CaptionEye/EK: a English-to-Korean caption translation system using the sentence pattern

This paper describes CaptionEye/EK, an English-to-Korean caption translation system, which is aiming at translating English broadcasting caption into Korean one. CaptionEye/EK has been designed based on data-driven methodology. This methodology has the characteristics of both shallow bottom-up parsing between protectors and top-down matching by structure-oriented sentence patterns. The shallow bottom-up parsing between protectors is similar to the parsing of noun phrases in rule-based machine translation, and the protectors mean the linguistic part-of-speeches that cause many structural ambiguities in structural analysis.

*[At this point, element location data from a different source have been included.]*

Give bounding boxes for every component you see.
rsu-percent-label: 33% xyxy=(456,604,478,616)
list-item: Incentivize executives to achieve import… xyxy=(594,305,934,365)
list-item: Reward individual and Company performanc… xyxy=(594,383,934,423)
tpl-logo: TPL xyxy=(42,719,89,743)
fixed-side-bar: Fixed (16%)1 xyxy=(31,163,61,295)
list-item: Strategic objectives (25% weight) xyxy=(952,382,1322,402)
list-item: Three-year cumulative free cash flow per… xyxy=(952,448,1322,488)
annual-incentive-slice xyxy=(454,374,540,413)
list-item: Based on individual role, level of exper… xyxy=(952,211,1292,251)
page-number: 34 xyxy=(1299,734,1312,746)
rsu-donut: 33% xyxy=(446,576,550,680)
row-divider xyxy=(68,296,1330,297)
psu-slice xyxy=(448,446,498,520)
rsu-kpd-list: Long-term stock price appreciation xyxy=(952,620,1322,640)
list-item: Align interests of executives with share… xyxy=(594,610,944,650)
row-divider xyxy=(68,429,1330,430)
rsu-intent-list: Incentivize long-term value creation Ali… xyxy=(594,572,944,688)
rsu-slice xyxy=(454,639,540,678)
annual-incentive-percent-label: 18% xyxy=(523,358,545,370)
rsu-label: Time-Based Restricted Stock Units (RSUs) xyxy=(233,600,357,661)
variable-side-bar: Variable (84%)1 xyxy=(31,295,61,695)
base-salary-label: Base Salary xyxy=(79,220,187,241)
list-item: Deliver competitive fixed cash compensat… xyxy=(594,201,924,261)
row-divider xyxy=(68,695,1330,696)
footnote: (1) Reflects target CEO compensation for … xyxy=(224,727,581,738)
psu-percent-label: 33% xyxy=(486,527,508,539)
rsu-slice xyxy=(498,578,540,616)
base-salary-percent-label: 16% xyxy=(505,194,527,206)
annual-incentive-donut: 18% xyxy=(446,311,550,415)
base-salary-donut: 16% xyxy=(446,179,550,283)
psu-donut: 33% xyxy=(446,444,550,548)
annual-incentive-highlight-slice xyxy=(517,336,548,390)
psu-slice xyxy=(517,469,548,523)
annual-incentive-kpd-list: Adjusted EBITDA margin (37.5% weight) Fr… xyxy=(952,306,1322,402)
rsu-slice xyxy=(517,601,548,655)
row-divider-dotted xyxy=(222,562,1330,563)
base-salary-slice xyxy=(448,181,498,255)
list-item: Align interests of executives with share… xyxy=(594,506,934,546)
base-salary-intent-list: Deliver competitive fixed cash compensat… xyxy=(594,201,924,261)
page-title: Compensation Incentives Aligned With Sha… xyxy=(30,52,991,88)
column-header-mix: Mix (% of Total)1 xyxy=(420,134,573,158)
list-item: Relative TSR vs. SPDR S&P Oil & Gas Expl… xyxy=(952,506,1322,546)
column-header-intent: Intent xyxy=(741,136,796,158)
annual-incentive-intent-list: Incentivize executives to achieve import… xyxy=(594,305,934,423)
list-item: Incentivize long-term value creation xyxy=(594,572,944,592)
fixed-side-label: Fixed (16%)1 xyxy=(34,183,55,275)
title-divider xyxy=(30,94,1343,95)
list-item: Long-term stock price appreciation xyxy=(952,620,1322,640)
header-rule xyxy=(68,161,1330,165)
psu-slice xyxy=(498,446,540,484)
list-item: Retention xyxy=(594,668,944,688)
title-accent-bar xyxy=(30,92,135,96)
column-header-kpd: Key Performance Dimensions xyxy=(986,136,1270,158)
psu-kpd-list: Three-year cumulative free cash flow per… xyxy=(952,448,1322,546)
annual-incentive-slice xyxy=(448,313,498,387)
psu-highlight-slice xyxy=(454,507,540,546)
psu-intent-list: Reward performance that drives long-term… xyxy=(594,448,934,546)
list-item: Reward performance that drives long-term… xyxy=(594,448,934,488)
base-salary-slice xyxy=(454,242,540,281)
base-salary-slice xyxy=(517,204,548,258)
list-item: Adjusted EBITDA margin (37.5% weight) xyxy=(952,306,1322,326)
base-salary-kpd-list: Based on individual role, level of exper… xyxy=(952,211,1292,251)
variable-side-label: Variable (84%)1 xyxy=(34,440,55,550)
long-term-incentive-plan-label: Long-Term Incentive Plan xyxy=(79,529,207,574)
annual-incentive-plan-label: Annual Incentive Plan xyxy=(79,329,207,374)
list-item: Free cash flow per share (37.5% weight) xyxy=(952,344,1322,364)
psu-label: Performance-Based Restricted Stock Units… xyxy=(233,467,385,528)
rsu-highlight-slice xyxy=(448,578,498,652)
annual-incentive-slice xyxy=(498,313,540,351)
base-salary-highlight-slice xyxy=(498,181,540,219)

The top-down matching is similar to matching in example-based machine translation, but unlike the bilingual example in EBMT the sentence pattern is the structure-oriented pattern. The sentence patterns are patterns to be built by regarding sentence as translation unit. They consist of the source sentence pattern and the target sentence pattern that corresponds to a source sentence pattern. In order to verify our translation methodology, we made an experiment on 100 sentences that was randomly extracted from CNN news scripts. Each sentence contained average 17.2 words. In the experiment, CaptionEye/EK showed the 61% translation rates with about 28,000 sentence patterns. From the graph on the progress of translation rate, we expect that the more the number of sentence patterns is, the higher translation rate is.